Грозно, зловеще обступали огромные ольхи, березы, осины, иногда дубы, что сжимали убогую дорогу, заставляли ее вилять и туда и сюда. То там, то тут колеи исчезали в лужах, вода в них была тоже черная, как деготь. И час, и другой шли мимо, давили с обеих сторон могучие комли, черно нависали ветви, — казалось, никогда уже не будет ни поля, ни солнца. Но наконец впереди меж деревьев проблескивало что-то веселое, а вскоре слепили глаза вольный простор, радостное небо, облака.
2
Во всем районе не было теперь села или даже хуторка, куда хотя бы раз не наведался Апейка.

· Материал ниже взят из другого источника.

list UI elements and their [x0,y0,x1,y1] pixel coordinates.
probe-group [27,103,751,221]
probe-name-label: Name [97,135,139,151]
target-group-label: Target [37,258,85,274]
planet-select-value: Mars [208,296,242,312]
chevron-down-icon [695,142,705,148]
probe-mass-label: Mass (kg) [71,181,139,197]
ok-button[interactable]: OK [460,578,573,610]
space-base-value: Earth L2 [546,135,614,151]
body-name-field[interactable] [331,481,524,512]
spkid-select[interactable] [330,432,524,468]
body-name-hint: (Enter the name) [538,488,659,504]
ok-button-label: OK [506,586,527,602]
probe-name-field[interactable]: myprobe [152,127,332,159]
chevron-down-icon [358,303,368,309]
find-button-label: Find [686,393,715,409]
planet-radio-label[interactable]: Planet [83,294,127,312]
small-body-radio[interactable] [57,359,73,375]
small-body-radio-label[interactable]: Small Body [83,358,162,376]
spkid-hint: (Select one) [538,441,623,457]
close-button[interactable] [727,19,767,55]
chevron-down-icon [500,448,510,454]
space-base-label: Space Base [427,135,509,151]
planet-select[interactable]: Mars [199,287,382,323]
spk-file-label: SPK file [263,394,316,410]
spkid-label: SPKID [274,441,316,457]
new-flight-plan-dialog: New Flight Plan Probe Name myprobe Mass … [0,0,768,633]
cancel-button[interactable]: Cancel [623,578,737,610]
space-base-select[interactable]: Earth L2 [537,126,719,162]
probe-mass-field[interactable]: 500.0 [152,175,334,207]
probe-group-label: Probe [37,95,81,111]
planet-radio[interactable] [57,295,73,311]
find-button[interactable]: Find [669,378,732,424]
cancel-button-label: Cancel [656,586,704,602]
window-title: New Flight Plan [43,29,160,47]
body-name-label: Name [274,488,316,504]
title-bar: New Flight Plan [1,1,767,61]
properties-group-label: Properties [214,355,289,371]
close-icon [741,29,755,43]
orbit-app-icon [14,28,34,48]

Еще в первые поездки свои по району Апейка заметил, что люди в разных местах жили не одинаково, что те, кто жил подальше от реки, меж болот и лесов, во многом рознились от знакомых сызмалу земляков — жителей песчаной надприпятской деревеньки. Рознились и некоторыми обычаями, рознились наречием: вдруг заметил, что в близких, можно сказать, соседних селах по-разному произносили одни и те же слова, будто разговаривали на разных языках! Удивительно было слышать, как мужчины или парни одного села потешаются над языком тех, что жили у того же болота, с другой стороны его! Потешались, хоть у самих речь была странная, хоть те, с другой стороны, также подсмеивались над ними! Апейка, доискиваясь разгадки такого чуда, предполагал, что это была, должно быть, память далекой давности, когда деревеньки на своих островах среди трясины жили еще более разрозненно.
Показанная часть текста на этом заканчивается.